O uso de polímeros contendo um poliácido como monômero também é muito pesquisado em DDS para insulina usando a rota oral-gastrointestinal como rota de administração. Esses dispositivos, contendo o poliácido seja na forma gel ou de compósito, tem a capacidade de
proteger a insulina das condições severas do estômago evitando assim sua desnaturação. Ou seja, como em pH’s baixos o poliácido forma complexos devido à redução da repulsão eletrostática, ocasionando a contração da cadeia polimérica, a insulina fica protegida no interior do dispositivo que impede a penetração do suco gástrico e das enzimas para seu interior.

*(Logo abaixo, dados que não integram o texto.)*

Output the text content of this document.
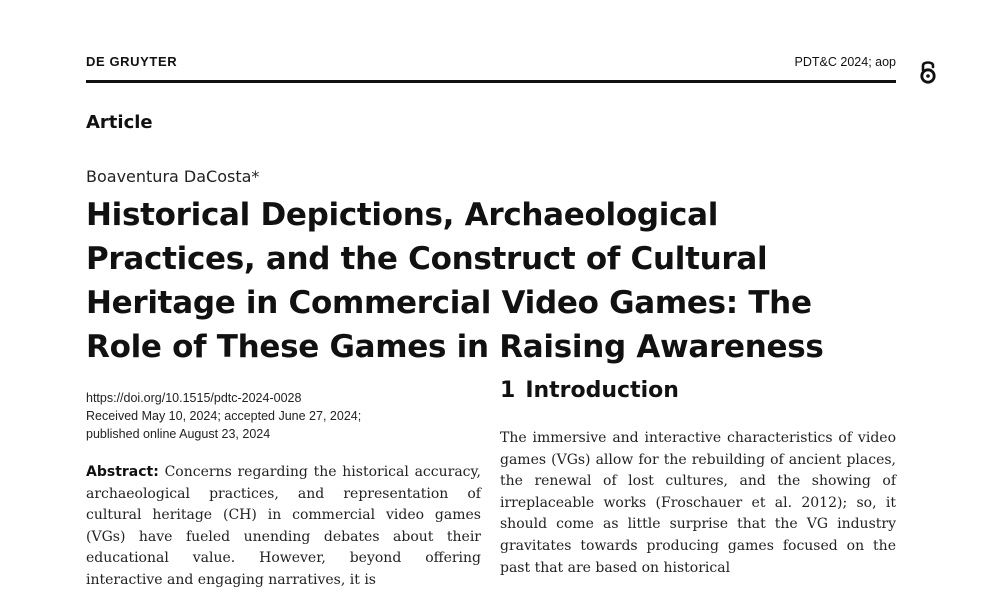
DE GRUYTER	PDT&C 2024; aop
Article
Boaventura DaCosta*
Historical Depictions, Archaeological Practices, and the Construct of Cultural Heritage in Commercial Video Games: The Role of These Games in Raising Awareness
https://doi.org/10.1515/pdtc-2024-0028
Received May 10, 2024; accepted June 27, 2024;
published online August 23, 2024

Abstract: Concerns regarding the historical accuracy, archaeological practices, and representation of cultural heritage (CH) in commercial video games (VGs) have fueled unending debates about their educational value. However, beyond offering interactive and engaging narratives, it is

1 Introduction

The immersive and interactive characteristics of video games (VGs) allow for the rebuilding of ancient places, the renewal of lost cultures, and the showing of irreplaceable works (Froschauer et al. 2012); so, it should come as little surprise that the VG industry gravitates towards producing games focused on the past that are based on historical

Ao chegar na região do intestino, onde o pH local é maior que o pH do estômago, na faixa de 5 a 7,5, o dispositivo expande devido à repulsão eletrostática da cadeia polimérica, liberando a insulina no trato intestinal. Alguns dos poliácidos usados nesse tipo de dispositivo são o ácido acrílico e o ácido metacrílico (NAKAMURA et al., 2004, WHITEHEAD et al., 2004; NHO et al., 2005; FOSS et al., 2004, MORISHITA et al., 2002).
Exemplo desse tipo de dispositivo é o estudado por Ramkinsson-Ganorkar e colaboradores (RANKINSSON-GANORKAR et al., 1999), onde foi verificado a influência da massa molar de um copolímero pH/termossensível para a regulação e liberação de insulina. Nesse estudo foi observado que dependendo da massa molar do copolímero em questão, a liberação da proteína é controlada pela dissolução da matriz (baixa massa molar), ou pelo grau de expansão da matriz e pela difusão da droga (massa molar mais alta). Ainda, com os resultados obtidos, pode-se prever o local onde a droga irá ser liberada em maior quantidade.
Apesar de muitos sistemas de liberação de fármacos já serem comercializados e usados no dia a dia, eles ainda podem ser considerados novos pelo fato de que, cada vez mais, é necessário o desenvolvimento de novos tratamentos terapêuticos e de dispositivos para que estes sejam eficazmente aplicados ao paciente, com o mínimo de efeito colateral. Sem contar que, por exemplo, há pessoas que necessitam de dispositivos especiais para que possam tomar o medicamento via oral. Para essas pessoas, o desenvolvimento de novas drogas com sistema de dissolução e dispersão rápida se faz necessária. Nesse sistema a droga se desintegra e se dissolve rapidamente na boca do paciente, acelerando a sua absorção. Esse tipo de tratamento também é importante para pessoas com dificuldade de engolir comprimidos sólidos tradicionais, no uso pediátrico e para aquelas pessoas com difícil acesso a água (GARCIA, 2002).